The Significance of Significance
Traffic deaths on interstate highways have apparently been less numerous since speed limits were increased from 55 miles per hour to 65. The clear implication of the articles reporting this statistic has been that speed does not kill. Although that may well be the case, only a few of the reports mentioned that the mandated use of seatbelts and the efforts of law-enforcement agencies to crack down on drunk drivers may have contributed to the decrease, and none listed any other possible contributing factors. Surely the increasing number of vehicles on the road that have been manufactured to stricter safety standards, with such important features as power steering, air bags, and anti-lock brakes, must be considered in any explanation of improved traffic fatality statistics. Without accounting for all these variables, is it possible to conclude that faster is better?
Similarly, you may have read an item in your newspaper about the discovery that a great many entries in a well-known publisher's sweepstakes had simply been thrown into the bushes, and that a large majority of these were entries that involved no purchase of the company's publications. The inference was made that the company had discriminated in awarding prizes to paying customers, even though its rules stated that prize winners would be selected at random with no requirement of purchase. The inference does not stand up under simple logic, however, because at least some of the discarded entries did contain orders for publications. Nor does it stand up under a basic statistical test. Apparently, no one asked whether the percentage of non-orders in the discarded batch matched the percentage of non-orders in the entries that had been used in selecting the winners. Would that all statistical applications were that simple.
Most of us have only a vague knowledge of or interest in statistics. When a published paper points out that the results were validated by this test or that test, we tend to be impressed with the testing without knowing what it really means or whether a particular test was a proper one for examining a particular group of data. A test of validity should not merely be accepted on its face.
Sometimes the seeming authority of a statistical evaluation may mask the possibility that the research was poorly conceived, and that the statistical proof of significance of the results is a mirage. This can be seen in research projects that focus on one variable without consideration of the existence and effects of additional variables.
If a single independent variable is not isolated, the best one can say is that under the conditions that existed in the experiment, here are the results. They may or may not be repeatable.
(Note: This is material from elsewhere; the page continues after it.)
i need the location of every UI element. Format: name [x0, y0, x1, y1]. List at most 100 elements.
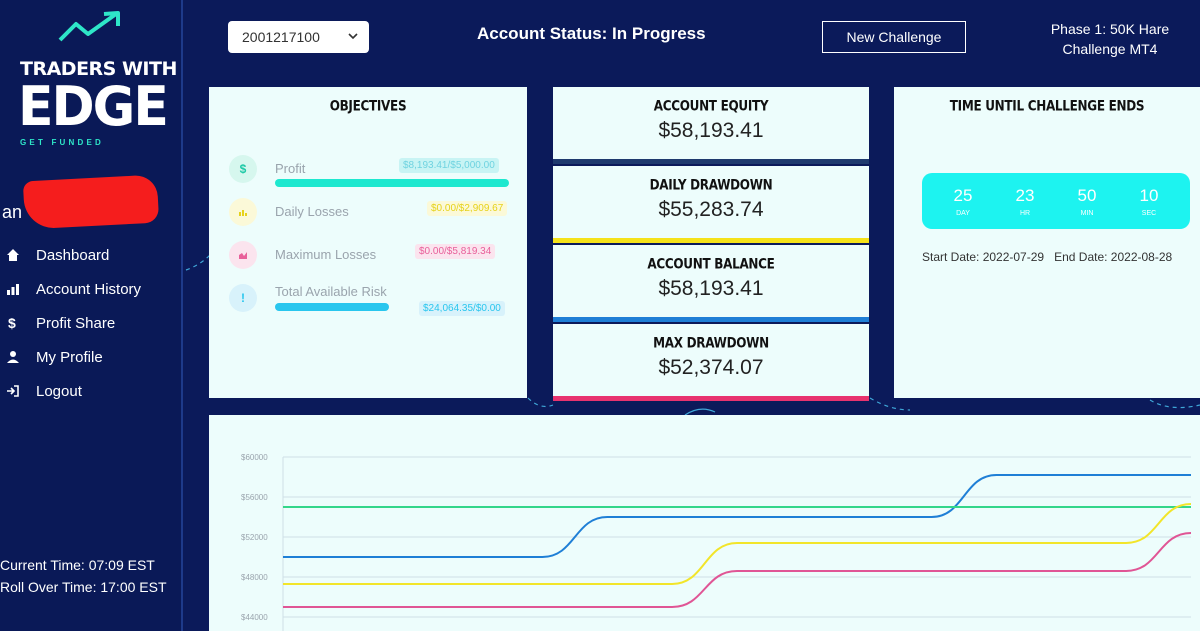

They may or may not be valid in the mouth in your office; each practice winds up conducting clinical testing to find the products and procedures the practice is most comfortable and successful with.
That does not mean that all research that fails to take into account all the possible variables is a waste of time. But a reader must apply some thought to the research basis-- for example, by paying attention to how many cases are in the sample and whether the sample is homogeneous; by evaluating the meaning of wide ranges and large standard deviations; and by considering whether one can make the leap from in vitro to in vivo. Those points do not require an in-depth knowledge of statistics. Perhaps the most demanding task for a reader, however, is to think of the variables that have not been considered in a research problem and to fathom the significance of the results presented.
Unfortunately, the results of clinical practice often cannot be subjected to statistical analysis at all. For example, we cannot treat a patient twice by two different methods to compare their efficacy. Even if we could, it would not be a valid experiment. There are too many variables involved. This makes suspect studies in which identical twins are treated by two different methods, and certainly studies of fraternal twins, which you sometimes see; or when one side of the mouth is treated one way and the other side another way. You can almost believe what you want to about the results of such studies. Thus, some reports of results of clinical procedures do not satisfy the most rigorous standards of research. They have to be scrutinized in light of one's own experience, and submitted to a common-sense test.
Whether dealing with findings that have no statistical basis at all or with research containing considerable statistical analysis, each practitioner must look for validity in the initial setup of the study, in the procedures that were used, and in the conclusions that are drawn. Any study should be chewed on a while, rather than swallowed whole.